Grimms’ Fairy Tales
retold by Elli Woollard, illustrated by Marta Altés
Macmillan Children’s Books
Having read Elli Woollard’s splendid rhyming renditions of some of Aesop’s Fables I was eagerly anticipating these new rhyming fairy tales. Elli has chosen five well known ones on which to weave her rhyme magic and the result is again brilliant.
First to get the touch of her wand is Little Red Cap who is off to visit her grandma with a freshly baked cake and some elderflower wine. I love the way that wolf meets his demise. Next is The Elves and the Shoemaker, followed by Hansel and Gretel, The Musicians of Bremen and finally Cinderella, each story being deftly retold in a way that makes them a sheer pleasure to read aloud.
Marta Altés gorgeous illustrations too, help bring each telling to life and contain some really fun detail. The spread showing the stepsisters’ preparations for the Fancy Fantabulous Right Royal Ball is hilarious.
Enormous fun for young readers and listeners as well as adult readers aloud, and a cracking book from cover to cover.
Lore of the Land
Claire Cock-Starkey and Samantha Dolan
Wide Eyed Editions
Folktales about landscapes the world over, along with secrets from the natural world are unearthed in this stylishly illustrated book.
There are six parts, each presenting the folklore of a different landscape: forests, seas and oceans, mountains, hills and valleys, rivers and lakes and finally, wetlands. Each part begins with a folk story, the first being a Czech tale Betushka and the Wood Maiden telling how a girl and her mother’s fortunes are forever transformed by the daughter’s acceptance of an invitation to dance with a stranger instead of working at her spinning when she takes her goats into the forest to graze.
The next spread has synopses of creation myths associated with the forest. (Each of the other landscapes also has a creation stories spread.)

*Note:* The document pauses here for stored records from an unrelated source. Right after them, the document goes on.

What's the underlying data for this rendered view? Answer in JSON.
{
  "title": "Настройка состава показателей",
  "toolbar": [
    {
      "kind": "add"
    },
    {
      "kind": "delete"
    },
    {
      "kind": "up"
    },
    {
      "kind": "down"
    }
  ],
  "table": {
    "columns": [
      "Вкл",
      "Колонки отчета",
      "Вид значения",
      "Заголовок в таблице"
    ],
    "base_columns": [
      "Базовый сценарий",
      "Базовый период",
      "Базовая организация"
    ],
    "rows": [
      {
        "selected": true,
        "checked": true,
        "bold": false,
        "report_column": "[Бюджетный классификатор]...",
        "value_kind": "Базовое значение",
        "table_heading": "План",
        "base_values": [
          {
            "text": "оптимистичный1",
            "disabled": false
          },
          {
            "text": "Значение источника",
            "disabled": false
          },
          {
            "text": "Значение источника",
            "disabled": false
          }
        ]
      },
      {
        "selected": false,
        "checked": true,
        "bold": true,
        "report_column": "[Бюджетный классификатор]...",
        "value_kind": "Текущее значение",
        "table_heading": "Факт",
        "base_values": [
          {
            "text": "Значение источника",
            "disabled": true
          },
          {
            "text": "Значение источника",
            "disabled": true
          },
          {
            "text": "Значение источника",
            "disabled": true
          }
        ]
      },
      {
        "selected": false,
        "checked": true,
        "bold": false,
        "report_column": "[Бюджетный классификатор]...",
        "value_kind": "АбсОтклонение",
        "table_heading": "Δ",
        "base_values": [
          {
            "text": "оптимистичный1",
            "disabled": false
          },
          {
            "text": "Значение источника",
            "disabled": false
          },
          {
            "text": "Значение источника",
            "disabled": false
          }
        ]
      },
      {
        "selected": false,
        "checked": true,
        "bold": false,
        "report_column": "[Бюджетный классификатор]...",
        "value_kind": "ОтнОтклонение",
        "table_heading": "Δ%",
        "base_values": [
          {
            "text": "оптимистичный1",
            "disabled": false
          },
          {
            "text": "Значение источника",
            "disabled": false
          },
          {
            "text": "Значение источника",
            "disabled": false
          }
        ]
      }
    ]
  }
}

There’s an abundance of ancient wisdom associated with such things as sprites, spirits and other mythical creatures, plants, and more. You can discover why the massive volcanic mountain, Mount Tararnaki stands alone on the edge of New Zealand’s North Island as well as why Ancient Greeks thought there was a forge beneath Mount Etna and what was made there. This and much more is arrestingly illustrated in folk style artworks that grace every spread. There’s plenty to engage young lovers of nature, especially those with an interest in fictive possibilities.